Dr. Cory Nicholas:I want to sincerely thank the patients and their families who are part of this program and by participating in this, advancing our understanding, and hopefully, making this available for more patients in the future. And I I lastly, I want to thank the California Institute for Regenerative Medicine, which has helped to fund a lot of this work. And so we're very lucky, here in the state of California.
Dr. Moira Gunn:Doctor. Corey Nicholas is the co founder and CEO of Neurona Therapeutics. More information is available on the web at neuronatx.com. That's neurona, n e u r 0 n a, neurona t x Com. Each of the clinical trials for which Neurona is actively recruiting and which Doctor.
Dr. Moira Gunn:Nicholas has just described are presented in detail on the Neurona Therapeutics website.

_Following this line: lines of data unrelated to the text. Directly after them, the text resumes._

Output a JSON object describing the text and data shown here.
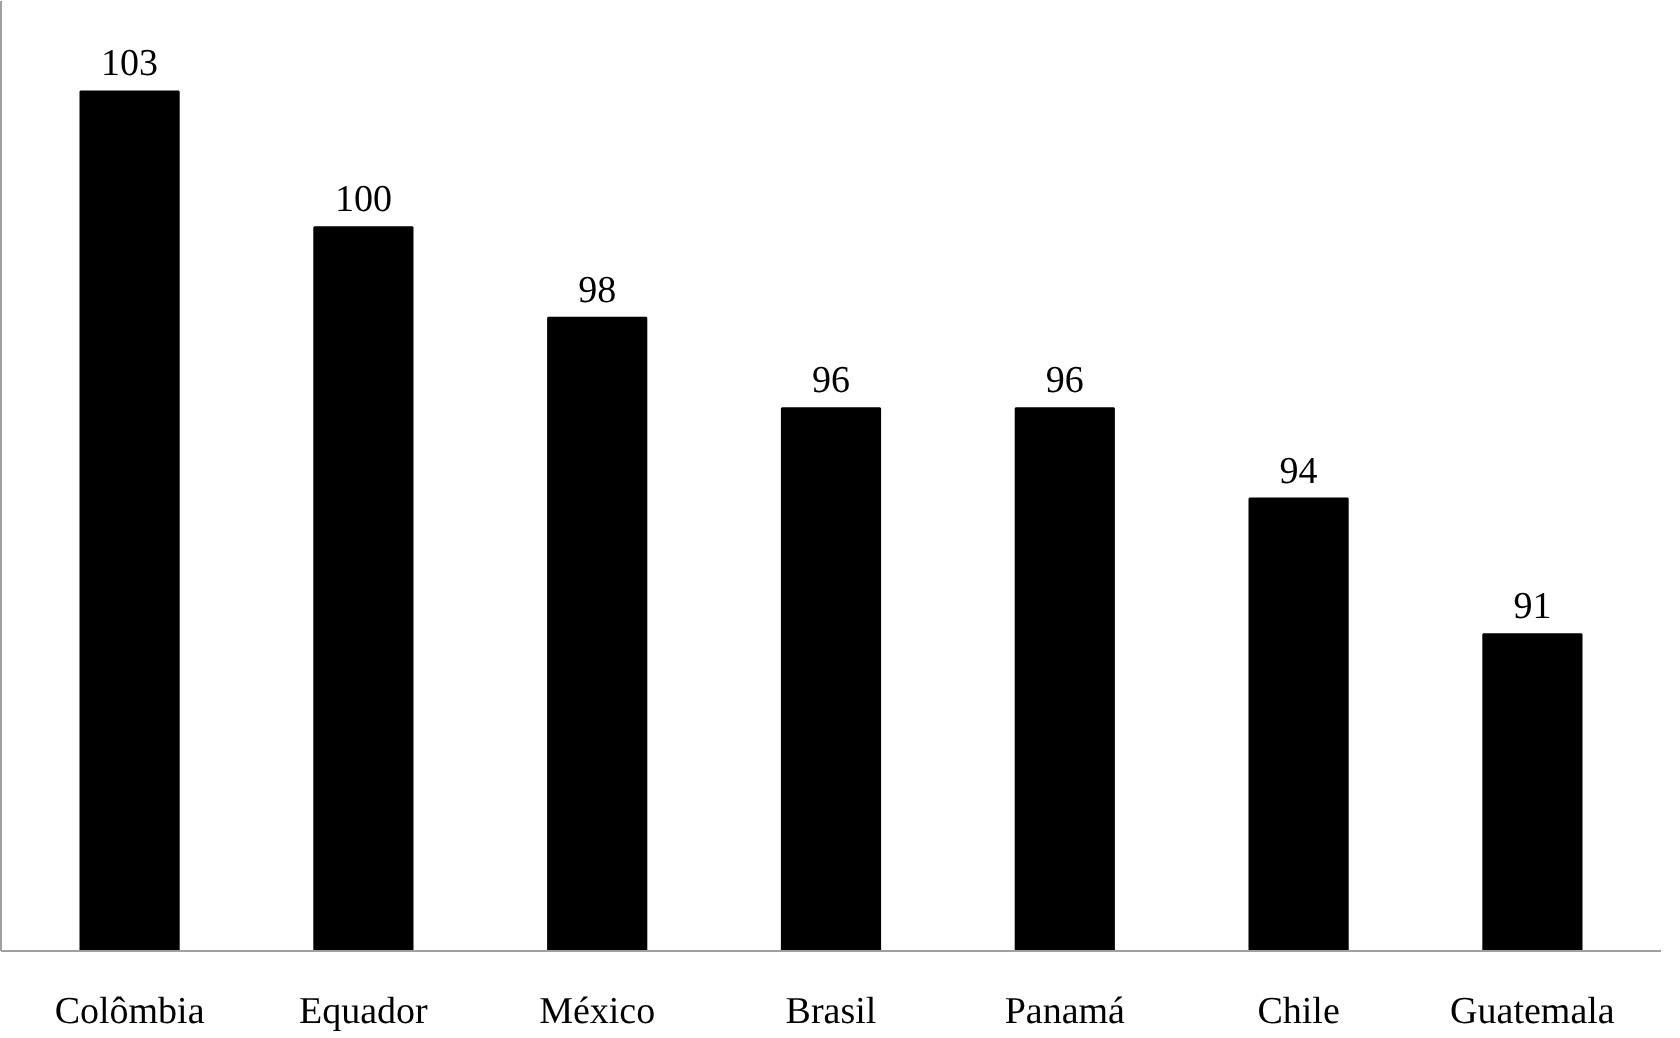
{
  "chart_data": {
    "type": "bar",
    "categories": [
      "Colômbia",
      "Equador",
      "México",
      "Brasil",
      "Panamá",
      "Chile",
      "Guatemala"
    ],
    "values": [
      103,
      100,
      98,
      96,
      96,
      94,
      91
    ],
    "color": "#000000",
    "ylim": [
      84,
      105
    ],
    "data_labels": true,
    "tick_labels": "x",
    "grid": false
  }
}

It identifies participating centers, direct contact information, eligibility parameters including precise inclusion and exclusion criteria on becoming a study participant, timelines, the measurements being examined, the participation level required, and how travel expenses, if any, will be handled. This information can be found under the tab Clinical Trials at Neuronas website, neuronatx.com. For information about Level three and Level four epilepsy centers near you, the National Association of Epilepsy Centers links 300 member centers in 44 states. The website is naece epilepsy Org.
Dr. Moira Gunn:Wide ranging information about epilepsy, as well as understanding and living with epilepsy, is available from the Epilepsy Foundation. Their website is epilepsy.com.